Interactions With Minerals and Antacids
Calcium, iron, magnesium, and aluminum all bind to doxycycline in the gut and prevent it from being absorbed. This means dairy products in large amounts, iron supplements, multivitamins with minerals, and antacids can all make the drug less effective. The general rule is to take doxycycline at least three hours before or after any of these. Small amounts of food containing calcium (like a light meal with some milk) are usually fine for reducing stomach upset, but washing down a dose with a large glass of milk or taking it alongside an iron supplement will interfere.
The Herxheimer Reaction
If you’re taking doxycycline for Lyme disease, syphilis, or other infections caused by spiral-shaped bacteria, you may experience a temporary flare of symptoms within the first few hours of treatment. This is called a Jarisch-Herxheimer reaction, and it happens because dying bacteria release substances that trigger a short-lived inflammatory response. Symptoms include fever, severe chills, muscle pain, headache, rapid heart rate, and sometimes a new or worsening rash. It typically passes within 24 hours and is actually a sign the antibiotic is working.

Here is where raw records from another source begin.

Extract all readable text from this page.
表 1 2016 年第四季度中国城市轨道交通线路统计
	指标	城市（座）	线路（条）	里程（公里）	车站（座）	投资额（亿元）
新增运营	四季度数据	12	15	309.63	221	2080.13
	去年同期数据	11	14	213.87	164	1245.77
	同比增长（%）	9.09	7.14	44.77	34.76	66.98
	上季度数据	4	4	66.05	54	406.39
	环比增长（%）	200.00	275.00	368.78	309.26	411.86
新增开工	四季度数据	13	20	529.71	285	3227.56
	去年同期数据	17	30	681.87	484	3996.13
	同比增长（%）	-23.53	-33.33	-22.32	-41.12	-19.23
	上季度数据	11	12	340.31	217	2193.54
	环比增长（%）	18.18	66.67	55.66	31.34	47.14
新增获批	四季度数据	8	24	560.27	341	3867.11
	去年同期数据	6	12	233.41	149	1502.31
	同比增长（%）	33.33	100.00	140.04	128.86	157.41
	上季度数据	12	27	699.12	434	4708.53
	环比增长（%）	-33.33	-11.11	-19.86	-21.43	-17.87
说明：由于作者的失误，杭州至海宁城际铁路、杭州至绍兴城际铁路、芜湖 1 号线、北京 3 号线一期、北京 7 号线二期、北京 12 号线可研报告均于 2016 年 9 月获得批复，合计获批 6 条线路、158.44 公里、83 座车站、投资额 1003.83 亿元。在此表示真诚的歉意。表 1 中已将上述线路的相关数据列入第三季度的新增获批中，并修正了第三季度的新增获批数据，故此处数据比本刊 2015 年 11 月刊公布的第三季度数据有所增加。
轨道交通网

Use During Pregnancy and in Children
Doxycycline has historically been avoided during pregnancy because tetracycline antibiotics as a class can stain developing teeth. The FDA notes that therapeutic doses during pregnancy are unlikely to pose a substantial risk of birth defects, but the data is limited. The primary concern remains cosmetic staining of the baby’s primary teeth if exposure occurs during the second or third trimester, when teeth are forming. Possible effects on fetal bone growth have been raised based on animal studies, though no human cases have been reported with doxycycline specifically.
For children, the picture has shifted. The CDC has confirmed that short courses of doxycycline do not cause tooth staining when given to children under 8 years old. This finding, based on the largest study of its kind, is particularly important for conditions like Rocky Mountain spotted fever where doxycycline is the treatment of choice regardless of age. The old blanket warning against using it in young children has been largely revised for short-term use.